Florence Foster Jenkins is exactly the kind of film that one expects to see in April/May, that awkward time in the cinematic calendar where the majority of movie goers are waiting for the unstoppable train of Summer blockbuster begin to hit the screen. It is a time usually reserved for middling kid’s animations and dramas/biopics that studios didn’t have the enthusiasm to release during awards season. Florence Foster Jenkins falls in to the latter of these categories, but with an interesting series of true events to cover and a stellar cast with which to play with, I was excited to see if the film would mark a pleasant chapter in a cinematic period that is historically rather dull.

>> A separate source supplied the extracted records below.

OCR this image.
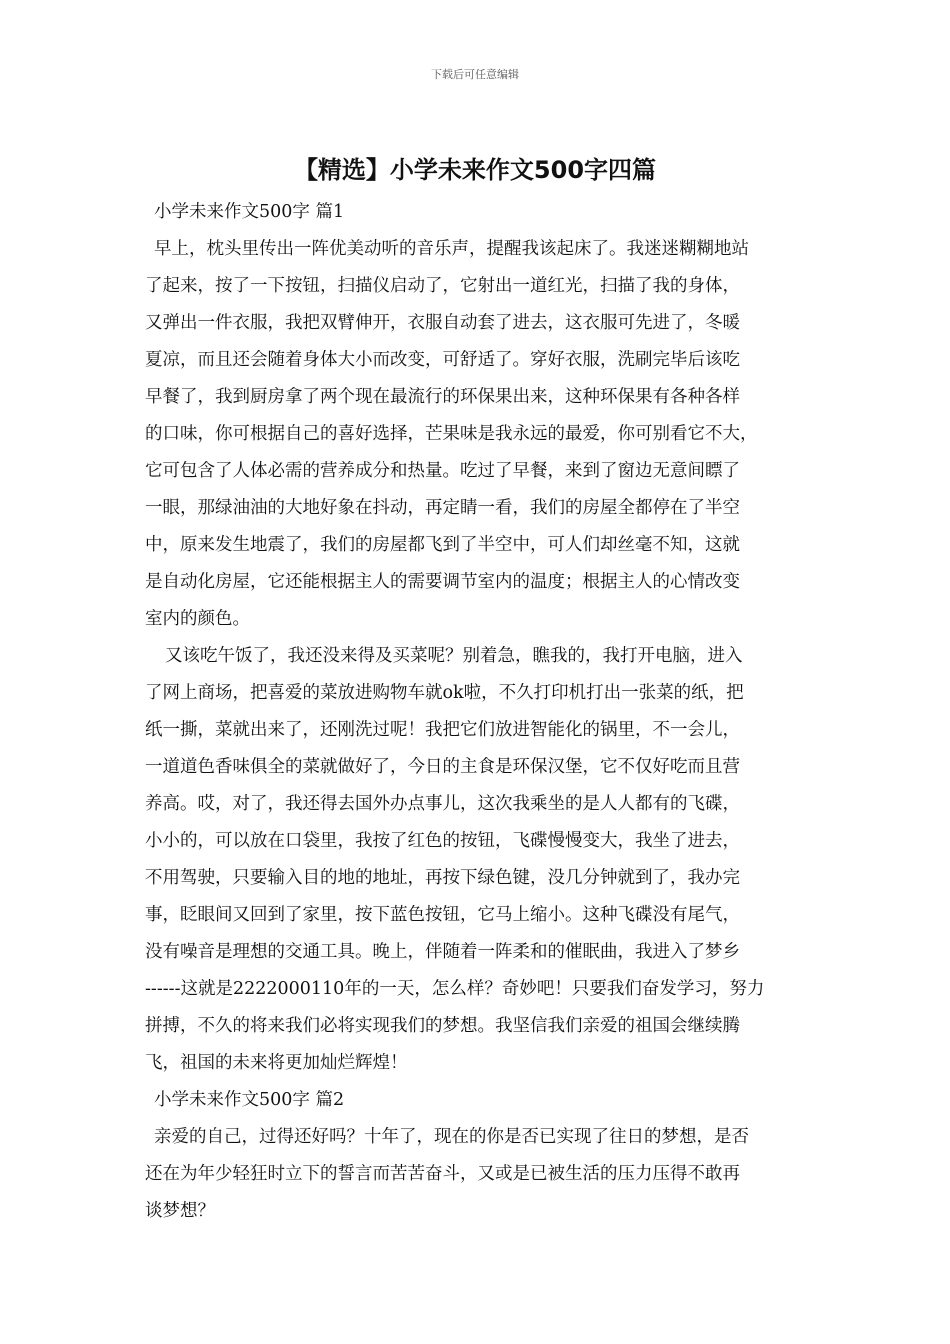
下载后可任意编辑
【精选】小学未来作文500字四篇
小学未来作文500字 篇1
早上，枕头里传出一阵优美动听的音乐声，提醒我该起床了。我迷迷糊糊地站
了起来，按了一下按钮，扫描仪启动了，它射出一道红光，扫描了我的身体，
又弹出一件衣服，我把双臂伸开，衣服自动套了进去，这衣服可先进了，冬暖
夏凉，而且还会随着身体大小而改变，可舒适了。穿好衣服，洗刷完毕后该吃
早餐了，我到厨房拿了两个现在最流行的环保果出来，这种环保果有各种各样
的口味，你可根据自己的喜好选择，芒果味是我永远的最爱，你可别看它不大，
它可包含了人体必需的营养成分和热量。吃过了早餐，来到了窗边无意间瞟了
一眼，那绿油油的大地好象在抖动，再定睛一看，我们的房屋全都停在了半空
中，原来发生地震了，我们的房屋都飞到了半空中，可人们却丝毫不知，这就
是自动化房屋，它还能根据主人的需要调节室内的温度；根据主人的心情改变
室内的颜色。
又该吃午饭了，我还没来得及买菜呢？别着急，瞧我的，我打开电脑，进入
了网上商场，把喜爱的菜放进购物车就ok啦，不久打印机打出一张菜的纸，把
纸一撕，菜就出来了，还刚洗过呢！我把它们放进智能化的锅里，不一会儿，
一道道色香味俱全的菜就做好了，今日的主食是环保汉堡，它不仅好吃而且营
养高。哎，对了，我还得去国外办点事儿，这次我乘坐的是人人都有的飞碟，
小小的，可以放在口袋里，我按了红色的按钮，飞碟慢慢变大，我坐了进去，
不用驾驶，只要输入目的地的地址，再按下绿色键，没几分钟就到了，我办完
事，眨眼间又回到了家里，按下蓝色按钮，它马上缩小。这种飞碟没有尾气，
没有噪音是理想的交通工具。晚上，伴随着一阵柔和的催眠曲，我进入了梦乡
------这就是2222000110年的一天，怎么样？奇妙吧！只要我们奋发学习，努力
拼搏，不久的将来我们必将实现我们的梦想。我坚信我们亲爱的祖国会继续腾
飞，祖国的未来将更加灿烂辉煌！
小学未来作文500字 篇2
亲爱的自己，过得还好吗？十年了，现在的你是否已实现了往日的梦想，是否
还在为年少轻狂时立下的誓言而苦苦奋斗，又或是已被生活的压力压得不敢再
谈梦想？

Inspired by a true story, Florence Foster Jenkins tells the story of an eccentric New York heiress (played by Meryl Streep), whose passion and patronage for the musical community is counterbalanced by the fact that she cannot, under any circumstances, carry a tune. Surrounded, lovingly rather than cynically, by a group of companions that encourage her passions and hide the tone deaf truth from her including husband St. Clair Bayfield (Hugh Grant) and pianist Cosmé McCoon (Simon Helberg), the narrative takes the audience through a period in Florence’s life where, in a bolder mood than ever before, she decides to hold a concert at Carnegie Hall, opening herself up to the sort of ridicule and vitriol that, thanks to her husband and band of loyal friends, she had never experienced. What I liked about the film was that, though the trailer makes it seem like a fluffy period comedy, it packs a genuine punch of emotion that makes the audience see Florence not as a figure of fun but as somewhat tragic character whose life has been full of pain, a pain which only music can subside. As more interesting and shocking details about her life are revealed, you find yourself more and more on the protagonist’s side, and this narrative build up makes for a really tense and and emotional final third as the audience have essentially taken on a similar role to that of St. Clair and Cosmé in not wanting Florence to face a barrage of abuse and hurt. As with any biopic, the constraints of a motion picture running time mean that parts of the film feel a little truncated and sewed together for convenience, but overall the filmmakers do a solid job at portraying Florence’s life long relationship with music. Although there certainly are a number of set pieces that showcase the undeniably comic undertone of a unique situation like this, it is important to state that the film is never mean spirited at the expense of its protagonist, rather working in the opposite direction and leaving the audience with nothing but affection and empathy for a unique character who, though utterly vulnerable, was brave enough to live her dream to the very end.
At this point in her career, it almost feels like it has become superfluous to rate a Meryl Streep performance. Whether the film she is starring in is bad or not (I’m looking at you, Ricki And The Flash), it is never in doubt that Streep’s quality and effortless characterisation skills will be on full display. Interestingly, Streep’s memorable turn as Florence is the sort of performance that could only have been given by an actress who can actually sing very well, being masterful enough to warp and adapt the notes in such a way that you want to keep listening instead of being down right put off. She is clearly having fun in the role her screen presence blows through anything that comes up against her in the form of potentially suspect dialogue or cliched tropes. Hugh Grant as St. Clair Bayfield gives a pleasantly surprising performance as the husband who has something of an unusual arrangement with his wife. A lot of Bayfield’s actions throughout the film could be perceived as negative or suspect, but Grant’s charm and ability to handle the more sentimental and emotional moments of the narrative result in a more well rounded character than the actor how produce for a long time. As the only other key player in the picture, Simon Helberg puts in a charmingly goofy and endearing performance as the young pianist Cosmé, hired not knowing the extent of Florence’s ‘uniqueness’ and initially dismayed at how her public performances might affect his reputation. One could see Cosmé almost as an audience surrogate within the narrative, at first mocking and sardonic, but eventually supportive and fiercely loyal as his relationship with his eccentric employer develops.
Overall, Florence Foster Jenkins is a warm, endearing drama that tells the slightly truncated yet effortlessly intriguing story of a rather extraordinary woman. Very few risks are taken here by the filmmakers, but when you have a unique story to tell and Meryl Streep to drive the bus, there is absolutely no need to experiment in my opinion. Don’t be fooled in to thinking that the fluffy trailer tells you everything you need to know. Sure, there is certainly comic value to be experienced, but the picture provides a much more moving two hours than you might expect. Two thumbs up.